Dissidents were also responsible for the murders of prison officers David Black in 2012 and Adrian Ismay in 2016.

Forensic officers arrive at the scene of a suspected car bomb in Derry, January 20, 2019. REUTERS/Clodagh Kilcoyne
Forensic officers arrive at the scene of a suspected car bomb in Derry, January 20, 2019. REUTERS/Clodagh Kilcoyne

There have also been a number of narrow misses, including the maiming of Constable Peadar Heffron in 2010, when an undercar booby trap bomb left him seriously injured.

It is estimated that the New IRA has carried out about 40 attacks in the years since it was formed in 2012.

Speaking after Saturday's explosion, Assistant Chief Constable Mark Hamilton said: "We moved immediately to begin evacuating people from nearby buildings including hundreds of hotel guests, 150 people from the Masonic Hall and a large number of children from a church youth club.

"The device detonated at 8.10pm. At this stage it appears as though the vehicle used had been hijacked from a delivery driver in the Quarry Street a short time before the explosion.

"The people responsible for this attack have shown no regard for the community or local businesses.

"They care little about the damage to the area and the disruption they have caused."

Northern Ireland Secretary of State Karen Bradley has said those behind the bomb attack will not prevail.

John Boyle, Mayor of Derry City and Strabane District Council, speaks to the media near the scene of a suspected car bomb on Bishop Street.
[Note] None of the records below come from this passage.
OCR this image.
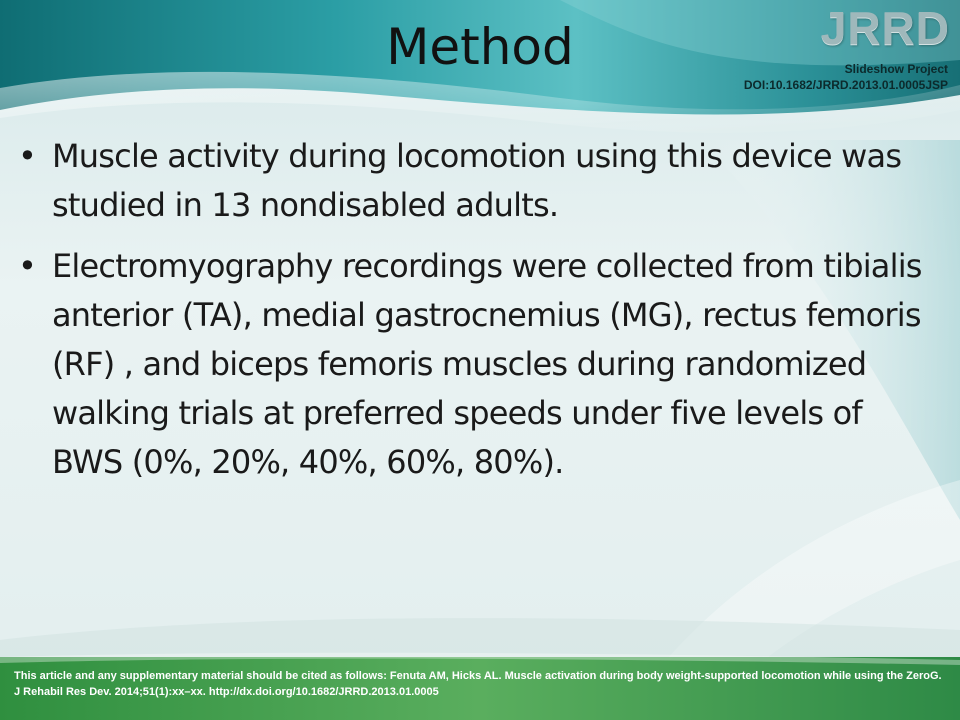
Method	JRRD
Slideshow Project
DOI:10.1682/JRRD.2013.01.0005JSP
• Muscle activity during locomotion using this device was studied in 13 nondisabled adults.
• Electromyography recordings were collected from tibialis anterior (TA), medial gastrocnemius (MG), rectus femoris (RF) , and biceps femoris muscles during randomized walking trials at preferred speeds under five levels of BWS (0%, 20%, 40%, 60%, 80%).
This article and any supplementary material should be cited as follows: Fenuta AM, Hicks AL. Muscle activation during body weight-supported locomotion while using the ZeroG. J Rehabil Res Dev. 2014;51(1):xx–xx. http://dx.doi.org/10.1682/JRRD.2013.01.0005
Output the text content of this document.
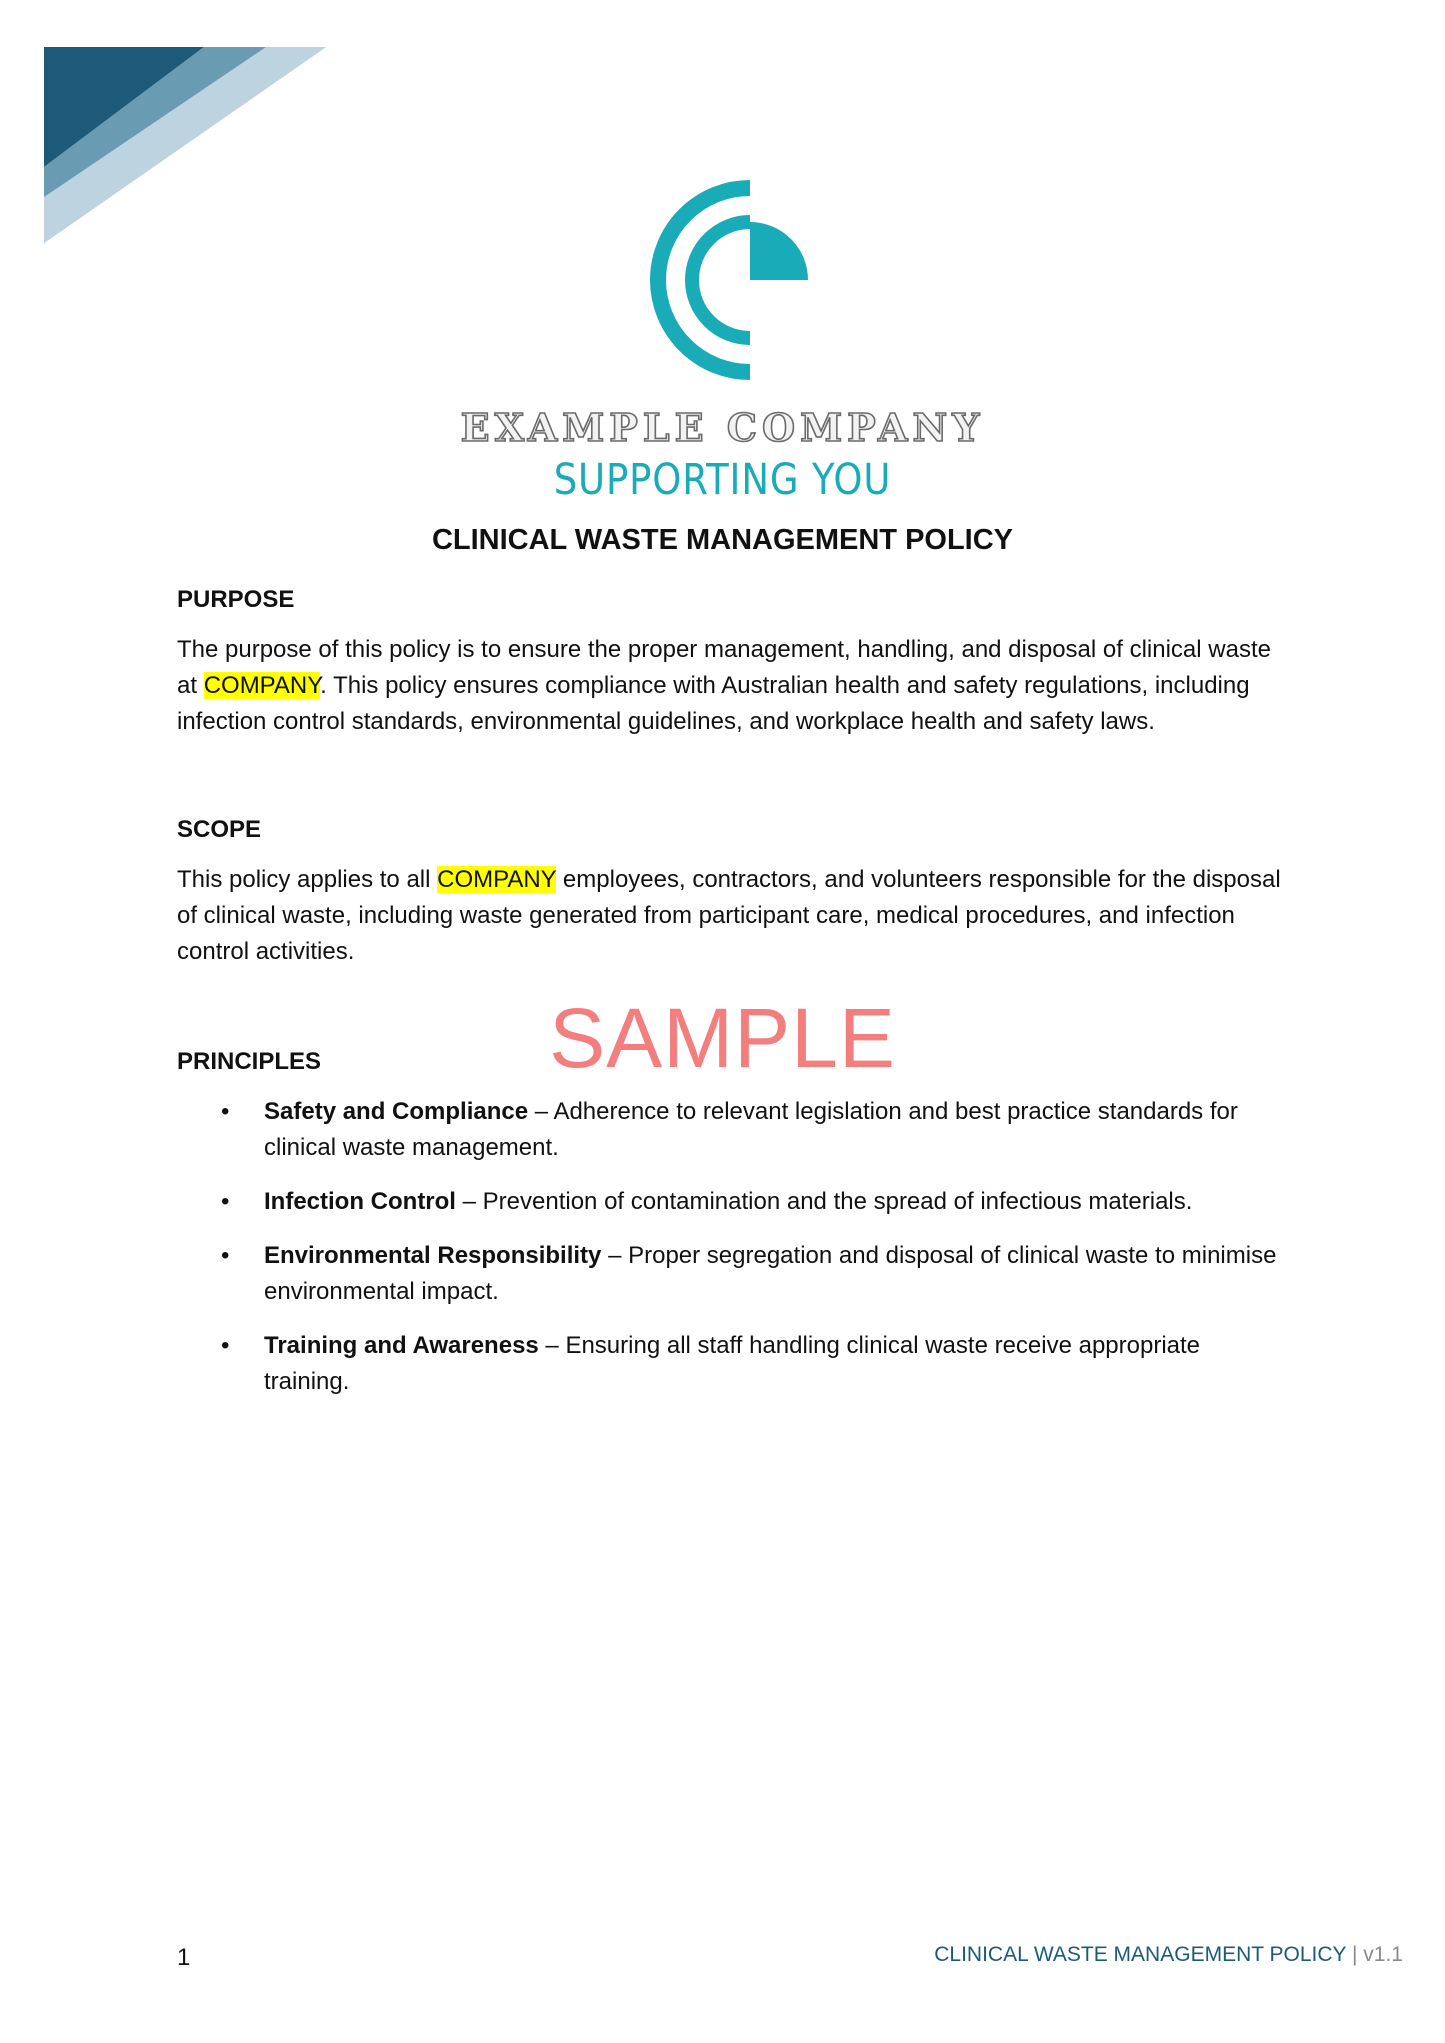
EXAMPLE COMPANY
SUPPORTING YOU
CLINICAL WASTE MANAGEMENT POLICY

PURPOSE

The purpose of this policy is to ensure the proper management, handling, and disposal of clinical waste at COMPANY. This policy ensures compliance with Australian health and safety regulations, including infection control standards, environmental guidelines, and workplace health and safety laws.

SCOPE

This policy applies to all COMPANY employees, contractors, and volunteers responsible for the disposal of clinical waste, including waste generated from participant care, medical procedures, and infection control activities.

PRINCIPLES

• Safety and Compliance – Adherence to relevant legislation and best practice standards for clinical waste management.
• Infection Control – Prevention of contamination and the spread of infectious materials.
• Environmental Responsibility – Proper segregation and disposal of clinical waste to minimise environmental impact.
• Training and Awareness – Ensuring all staff handling clinical waste receive appropriate training.
SAMPLE
1	CLINICAL WASTE MANAGEMENT POLICY | v1.1
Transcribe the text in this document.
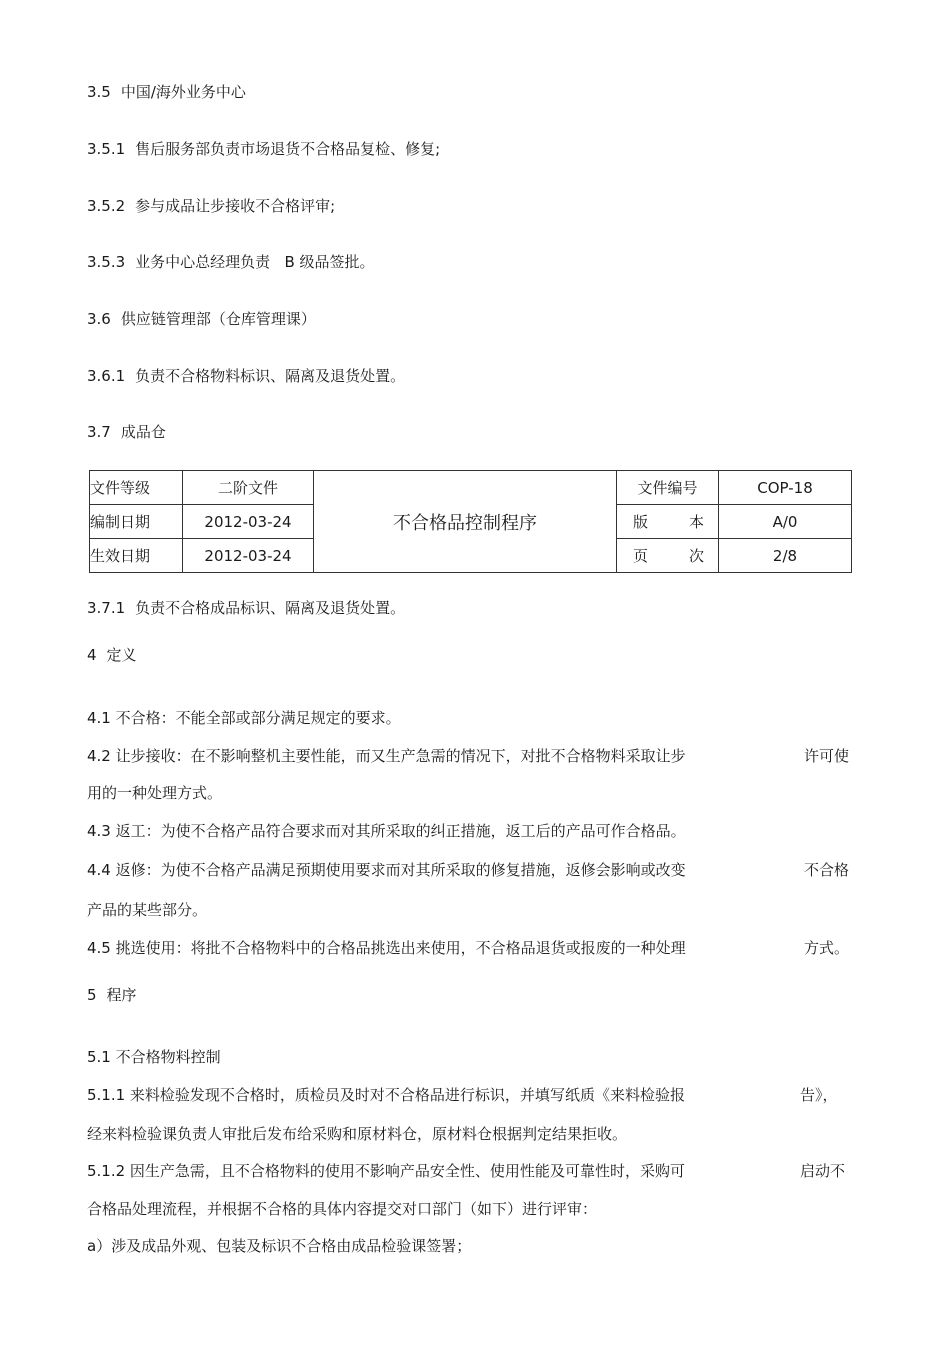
3.5 中国/海外业务中心
3.5.1 售后服务部负责市场退货不合格品复检、修复;
3.5.2 参与成品让步接收不合格评审;
3.5.3 业务中心总经理负责   B 级品签批。
3.6 供应链管理部（仓库管理课）
3.6.1 负责不合格物料标识、隔离及退货处置。
3.7 成品仓
文件等级	二阶文件	不合格品控制程序	文件编号	COP-18
编制日期	2012-03-24		版 本	A/0
生效日期	2012-03-24		页 次	2/8
3.7.1 负责不合格成品标识、隔离及退货处置。
4 定义
4.1 不合格：不能全部或部分满足规定的要求。
4.2 让步接收：在不影响整机主要性能，而又生产急需的情况下，对批不合格物料采取让步	许可使
用的一种处理方式。
4.3 返工：为使不合格产品符合要求而对其所采取的纠正措施，返工后的产品可作合格品。
4.4 返修：为使不合格产品满足预期使用要求而对其所采取的修复措施，返修会影响或改变	不合格
产品的某些部分。
4.5 挑选使用：将批不合格物料中的合格品挑选出来使用，不合格品退货或报废的一种处理	方式。
5 程序
5.1 不合格物料控制
5.1.1 来料检验发现不合格时，质检员及时对不合格品进行标识，并填写纸质《来料检验报	告》，
经来料检验课负责人审批后发布给采购和原材料仓，原材料仓根据判定结果拒收。
5.1.2 因生产急需，且不合格物料的使用不影响产品安全性、使用性能及可靠性时，采购可	启动不
合格品处理流程，并根据不合格的具体内容提交对口部门（如下）进行评审：
a）涉及成品外观、包装及标识不合格由成品检验课签署；
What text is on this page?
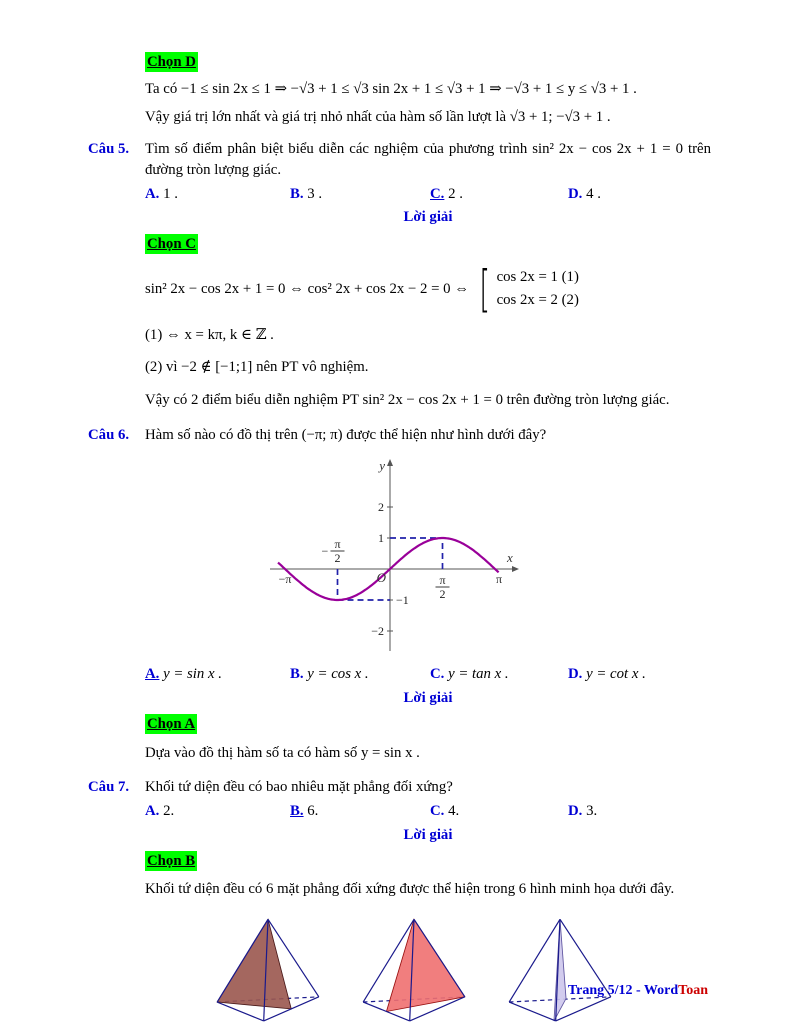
Chọn D
Ta có −1 ≤ sin 2x ≤ 1 ⇒ −√3 + 1 ≤ √3 sin 2x + 1 ≤ √3 + 1 ⇒ −√3 + 1 ≤ y ≤ √3 + 1 .
Vậy giá trị lớn nhất và giá trị nhỏ nhất của hàm số lần lượt là √3 + 1; −√3 + 1 .
Câu 5.	Tìm số điểm phân biệt biểu diễn các nghiệm của phương trình sin² 2x − cos 2x + 1 = 0 trên đường tròn lượng giác.
A. 1 .	B. 3 .	C. 2 .	D. 4 .
Lời giải
Chọn C
sin² 2x − cos 2x + 1 = 0 ⇔ cos² 2x + cos 2x − 2 = 0 ⇔ [ cos 2x = 1 (1)
cos 2x = 2 (2)
(1) ⇔ x = kπ, k ∈ ℤ .
(2) vì −2 ∉ [−1;1] nên PT vô nghiệm.
Vậy có 2 điểm biểu diễn nghiệm PT sin² 2x − cos 2x + 1 = 0 trên đường tròn lượng giác.
Câu 6.	Hàm số nào có đồ thị trên (−π; π) được thể hiện như hình dưới đây?
2
1
−1
−2
−π	π
− π
2
π
2
y
x
O
A. y = sin x .	B. y = cos x .	C. y = tan x .	D. y = cot x .
Lời giải
Chọn A
Dựa vào đồ thị hàm số ta có hàm số y = sin x .
Câu 7.	Khối tứ diện đều có bao nhiêu mặt phẳng đối xứng?
A. 2.	B. 6.	C. 4.	D. 3.
Lời giải
Chọn B
Khối tứ diện đều có 6 mặt phẳng đối xứng được thể hiện trong 6 hình minh họa dưới đây.
Trang 5/12 - WordToan
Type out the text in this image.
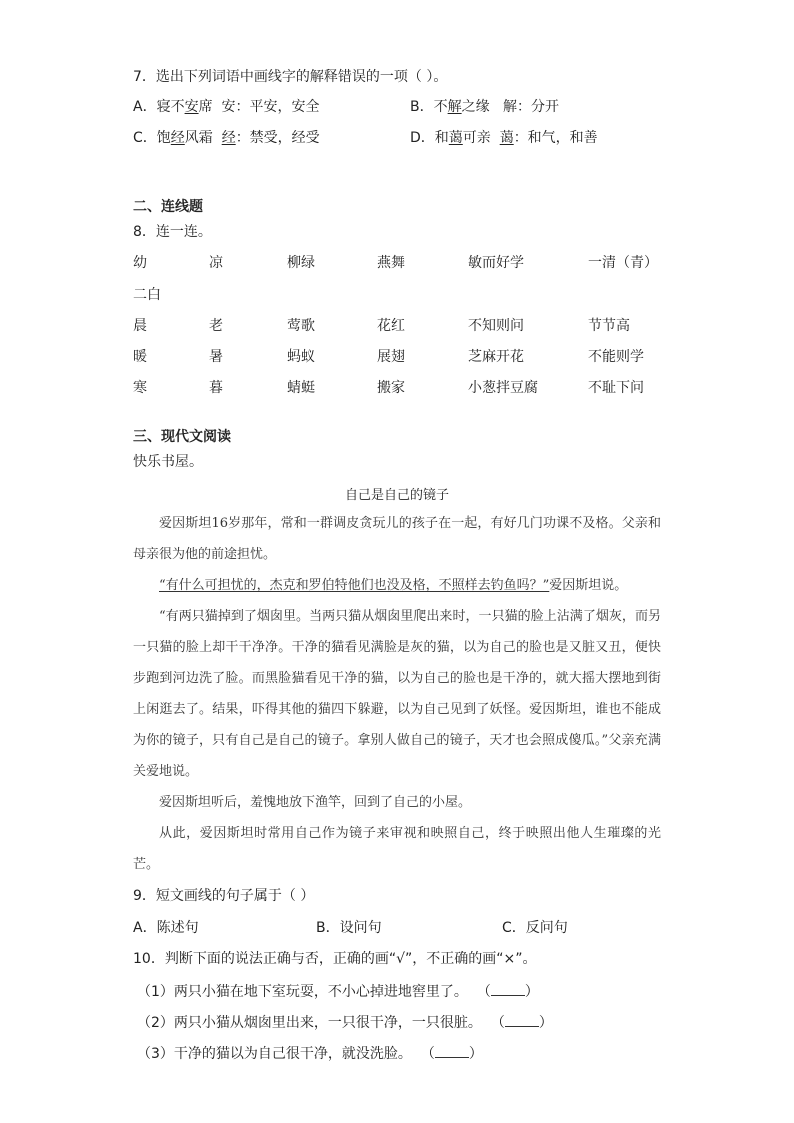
7．选出下列词语中画线字的解释错误的一项（ ）。
A．寝不安席 安：平安，安全	B．不解之缘 解：分开
C．饱经风霜 经：禁受，经受	D．和蔼可亲 蔼：和气，和善
二、连线题
8．连一连。
幼	凉	柳绿	燕舞	敏而好学	一清（青）
二白
晨	老	莺歌	花红	不知则问	节节高
暖	暑	蚂蚁	展翅	芝麻开花	不能则学
寒	暮	蜻蜓	搬家	小葱拌豆腐	不耻下问
三、现代文阅读
快乐书屋。
自己是自己的镜子
爱因斯坦16岁那年，常和一群调皮贪玩儿的孩子在一起，有好几门功课不及格。父亲和母亲很为他的前途担忧。
“有什么可担忧的，杰克和罗伯特他们也没及格，不照样去钓鱼吗？”爱因斯坦说。
“有两只猫掉到了烟囱里。当两只猫从烟囱里爬出来时，一只猫的脸上沾满了烟灰，而另一只猫的脸上却干干净净。干净的猫看见满脸是灰的猫，以为自己的脸也是又脏又丑，便快步跑到河边洗了脸。而黑脸猫看见干净的猫，以为自己的脸也是干净的，就大摇大摆地到街上闲逛去了。结果，吓得其他的猫四下躲避，以为自己见到了妖怪。爱因斯坦，谁也不能成为你的镜子，只有自己是自己的镜子。拿别人做自己的镜子，天才也会照成傻瓜。”父亲充满关爱地说。
爱因斯坦听后，羞愧地放下渔竿，回到了自己的小屋。
从此，爱因斯坦时常用自己作为镜子来审视和映照自己，终于映照出他人生璀璨的光芒。
9．短文画线的句子属于（ ）
A．陈述句	B．设问句	C．反问句
10．判断下面的说法正确与否，正确的画“√”，不正确的画“×”。
（1）两只小猫在地下室玩耍，不小心掉进地窖里了。 （ ）
（2）两只小猫从烟囱里出来，一只很干净，一只很脏。 （ ）
（3）干净的猫以为自己很干净，就没洗脸。 （ ）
Steven McAuley/PA Wire
John Boyle, Mayor of Derry City and Strabane District Council, speaks to the media near the scene of a suspected car bomb on Bishop Street. Steven McAuley/PA Wire

"This attempt to disrupt progress in Northern Ireland has rightly been met with utter condemnation from all parts of the community.

"The small number of people responsible have absolutely nothing to offer Northern Ireland's future and will not prevail.

"Our voices across the political spectrum are united. This is intolerable violence and we want to look forward and build a peaceful future for all in Northern Ireland.

"Thank you to the PSNI and emergency services who are working so hard to keep people safe and secure."

Witnesses earlier said they heard a loud bang and saw a large plume of smoke.

Local residents, including those in a sheltered housing complex for elderly people, were evacuated.

Democratic Unionist Party leader Arlene Foster said it was a "pointless act of terror" which "must be condemned in the strongest terms".

"Only hurts the people of the City. Perpetrated by people with no regard for life," she said.

"Grateful to our emergency services for their swift actions which helped ensure there have been no fatalities or injuries.

Derry's SDLP mayor John Boyle challenged those responsible on what the aim was.

He said: "I would actually like to ask the people responsible for this what it actually was that they thought they were going to achieve.

"It achieves nothing, it didn't achieve anything in the past, it didn't achieve anything right now.

"This is the past and it has to stay in the past. We don't want to see any more of it."

Sinn Fein Foyle MP Elisha McCallion has condemned the explosion.

"This incident has shocked the local community," she said. "In particular, there are many elderly residents who live in the area who have been alarmed.

"Thankfully no-one appears to have been injured.

"Derry is a city moving forward and no-one wants this type of incident. It is not representative of the city.

"I would encourage anyone with information about this incident to bring it to the police."

Local SDLP MLA Mark H Durkan tweeted: "Whoever is responsible for this explosion outside Bishop Street Courthouse in Derry clearly hasn't got the message that the people of Derry DO NOT want this on our streets.

"We are trying to move Derry forward and will not let anyone drag us back to the dark days of the past."

Local Democratic Unionist MLA Gary Middleton condemned the incident as a "disgraceful act of terrorism".

"PSNI have confirmed there were no injuries in the serious incident at Bishops Street," he said.

"Vehicle hijacked with explosion outside courthouse. Disgraceful act of terrorism."